A la veille du lancement de la campagne électorale, le secrétaire général du Parti du progrès et du socialisme (PPS), Mohamed Nabil Benabdallah, a présenté son projet politique lors d’un débat avec des médias, dont Hespress FR. Accompagné de militants et de membres du bureau politique, il a défendu une alternative au bilan de la majorité sortante, articulée autour de la justice sociale, des services publics, des libertés individuelles et de la relance de l’investissement productif.
Pour M. Benabdallah, qui conduit sa dernière campagne à la tête du parti, les difficultés du Maroc dépassent les seules questions de pouvoir d’achat et de chômage. Il évoque un malaise plus profond, lié à un déficit de confiance des citoyens envers les institutions, des jeunes envers leur avenir, et des investisseurs envers l’économie nationale. « Il faut respecter le Marocain et garantir à tous les Marocains leur dignité et le respect de leur liberté », a-t-il affirmé.
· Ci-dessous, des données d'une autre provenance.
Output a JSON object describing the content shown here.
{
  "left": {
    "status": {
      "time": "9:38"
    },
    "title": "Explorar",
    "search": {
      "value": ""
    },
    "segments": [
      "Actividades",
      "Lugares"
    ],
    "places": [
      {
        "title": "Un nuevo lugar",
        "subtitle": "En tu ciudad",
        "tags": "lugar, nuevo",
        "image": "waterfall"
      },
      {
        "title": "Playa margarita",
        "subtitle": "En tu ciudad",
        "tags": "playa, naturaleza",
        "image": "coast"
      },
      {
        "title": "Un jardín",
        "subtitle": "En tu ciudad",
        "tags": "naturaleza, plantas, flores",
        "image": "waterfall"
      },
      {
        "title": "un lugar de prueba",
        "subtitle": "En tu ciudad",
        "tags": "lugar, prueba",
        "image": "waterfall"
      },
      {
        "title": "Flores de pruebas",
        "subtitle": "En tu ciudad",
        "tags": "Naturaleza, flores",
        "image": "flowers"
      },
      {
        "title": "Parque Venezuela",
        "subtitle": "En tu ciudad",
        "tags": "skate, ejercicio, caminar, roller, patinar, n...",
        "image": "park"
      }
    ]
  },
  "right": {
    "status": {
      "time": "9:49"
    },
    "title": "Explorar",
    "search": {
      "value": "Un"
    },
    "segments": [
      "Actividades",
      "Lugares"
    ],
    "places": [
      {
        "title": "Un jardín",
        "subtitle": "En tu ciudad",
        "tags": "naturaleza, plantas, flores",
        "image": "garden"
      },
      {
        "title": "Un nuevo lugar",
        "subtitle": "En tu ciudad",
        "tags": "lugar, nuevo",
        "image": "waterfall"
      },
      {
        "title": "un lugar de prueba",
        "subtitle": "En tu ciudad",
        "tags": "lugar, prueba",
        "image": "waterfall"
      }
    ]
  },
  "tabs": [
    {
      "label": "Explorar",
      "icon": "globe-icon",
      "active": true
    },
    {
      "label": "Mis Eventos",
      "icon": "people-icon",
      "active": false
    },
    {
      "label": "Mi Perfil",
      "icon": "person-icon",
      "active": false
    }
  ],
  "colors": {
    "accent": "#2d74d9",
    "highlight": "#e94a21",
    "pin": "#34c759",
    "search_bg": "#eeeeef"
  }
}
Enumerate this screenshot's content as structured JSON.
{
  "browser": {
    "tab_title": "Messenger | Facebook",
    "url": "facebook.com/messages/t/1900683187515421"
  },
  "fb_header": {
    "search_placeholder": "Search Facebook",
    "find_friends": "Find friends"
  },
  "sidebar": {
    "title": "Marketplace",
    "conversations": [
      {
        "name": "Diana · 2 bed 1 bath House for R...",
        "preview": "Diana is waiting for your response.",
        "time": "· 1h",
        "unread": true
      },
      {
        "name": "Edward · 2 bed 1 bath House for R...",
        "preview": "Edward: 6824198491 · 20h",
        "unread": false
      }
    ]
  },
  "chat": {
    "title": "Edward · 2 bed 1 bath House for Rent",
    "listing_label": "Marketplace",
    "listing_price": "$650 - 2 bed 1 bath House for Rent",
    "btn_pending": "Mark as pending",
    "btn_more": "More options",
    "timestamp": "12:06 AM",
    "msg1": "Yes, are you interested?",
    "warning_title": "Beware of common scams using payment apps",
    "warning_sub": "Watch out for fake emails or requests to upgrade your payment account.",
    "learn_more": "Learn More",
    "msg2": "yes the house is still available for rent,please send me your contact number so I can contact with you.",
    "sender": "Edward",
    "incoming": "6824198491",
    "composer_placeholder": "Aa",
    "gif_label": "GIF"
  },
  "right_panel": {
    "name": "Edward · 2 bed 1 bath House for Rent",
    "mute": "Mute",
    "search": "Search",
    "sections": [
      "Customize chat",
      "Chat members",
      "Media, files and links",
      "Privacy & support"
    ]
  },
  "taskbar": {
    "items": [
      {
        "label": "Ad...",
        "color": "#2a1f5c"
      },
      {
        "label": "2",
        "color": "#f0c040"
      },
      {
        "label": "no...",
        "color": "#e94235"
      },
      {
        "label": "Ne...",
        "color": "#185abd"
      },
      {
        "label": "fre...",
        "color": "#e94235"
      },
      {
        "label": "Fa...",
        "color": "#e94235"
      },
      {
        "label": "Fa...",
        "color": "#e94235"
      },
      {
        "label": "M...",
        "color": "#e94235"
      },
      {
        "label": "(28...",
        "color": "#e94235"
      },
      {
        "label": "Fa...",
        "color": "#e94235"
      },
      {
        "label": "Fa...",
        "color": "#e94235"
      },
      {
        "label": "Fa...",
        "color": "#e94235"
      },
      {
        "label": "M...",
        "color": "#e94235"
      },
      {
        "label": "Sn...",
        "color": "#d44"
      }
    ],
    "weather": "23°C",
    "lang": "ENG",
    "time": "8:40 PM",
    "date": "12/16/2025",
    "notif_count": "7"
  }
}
Mesures sociales et soutien au pouvoir d’achat
Le dirigeant du PPS a détaillé un ensemble de mesures destinées à soutenir le pouvoir d’achat des ménages, notamment l’augmentation du salaire minimum, l’indexation des rémunérations sur l’inflation, la revalorisation progressive des pensions de retraite et le relèvement des aides sociales directes. Il a estimé le coût budgétaire de ces propositions à 12,5 milliards de dirhams, les présentant comme « un signal adressé aux classes sociales les plus défavorisées ».
M. Benabdallah a insisté sur la complémentarité de ces mesures, tout en reconnaissant que leur mise en œuvre nécessiterait une gestion rigoureuse des finances publiques.
Investissement et climat de confiance
Le secrétaire général du PPS a également critiqué la prédominance du secteur public dans l’investissement national. « L’investissement national est aujourd’hui quasi exclusivement porté par le secteur public », a-t-il déclaré, appelant à rétablir un climat de confiance pour stimuler l’investissement privé. Selon lui, la confusion entre la sphère politique et les intérêts économiques constitue un frein majeur. « Tant qu’il n’y aura pas une muraille de Chine entre le monde politique et le monde des affaires, les hommes d’affaires n’investiront pas parce qu’ils n’auront pas confiance », a-t-il ajouté.
Le PPS ambitionne ainsi de créer les conditions d’une croissance durable de 5 % et d’une relance de la création d’emplois.
Les Marocains du monde, une priorité stratégique
M. Benabdallah a consacré une part importante de son discours à la situation des Marocains résidant à l’étranger (MRE), qu’il décrit comme une « richesse sous-exploitée ». Il a souligné que de nombreux cadres, médecins et entrepreneurs souhaitent revenir au Maroc mais se heurtent à des obstacles administratifs, fiscaux ou fonciers. Il a notamment évoqué les cas de spoliation immobilière et l’insuffisance de leur représentation politique. « Nous sommes pratiquement le seul pays à ne pas permettre à sa communauté installée à l’étranger d’avoir des circonscriptions dans les pays d’accueil », a-t-il déploré.
Le parti propose des mesures concrètes, dont la lutte contre la spoliation foncière, la simplification des démarches administratives et la création d’un guichet unique pour faciliter les investissements des MRE au Maroc.
Services publics et éducation en question
Le dirigeant du PPS a également abordé la dégradation des services publics, notamment dans les secteurs de la santé et de l’éducation. Il a décrit des établissements de santé dépourvus de médecins ou d’infirmiers, rendant les infrastructures inutiles. « Il y a plein d’hôpitaux, de dispensaires et de centres de santé avec zéro médecin. Avec zéro infirmier », a-t-il affirmé, tout en reconnaissant le rôle complémentaire du secteur privé.
Concernant l’école publique, M. Benabdallah a lié sa dégradation à la perte d’attractivité du métier d’enseignant, appelant à une refonte profonde du système éducatif pour garantir l’égalité des chances.
Le PPS devrait prochainement officialiser son programme de campagne et organiser des meetings dans différentes régions du Royaume, en mettant l’accent sur ces thématiques. Les électeurs attendent désormais les débats contradictoires entre les formations politiques pour comparer les propositions.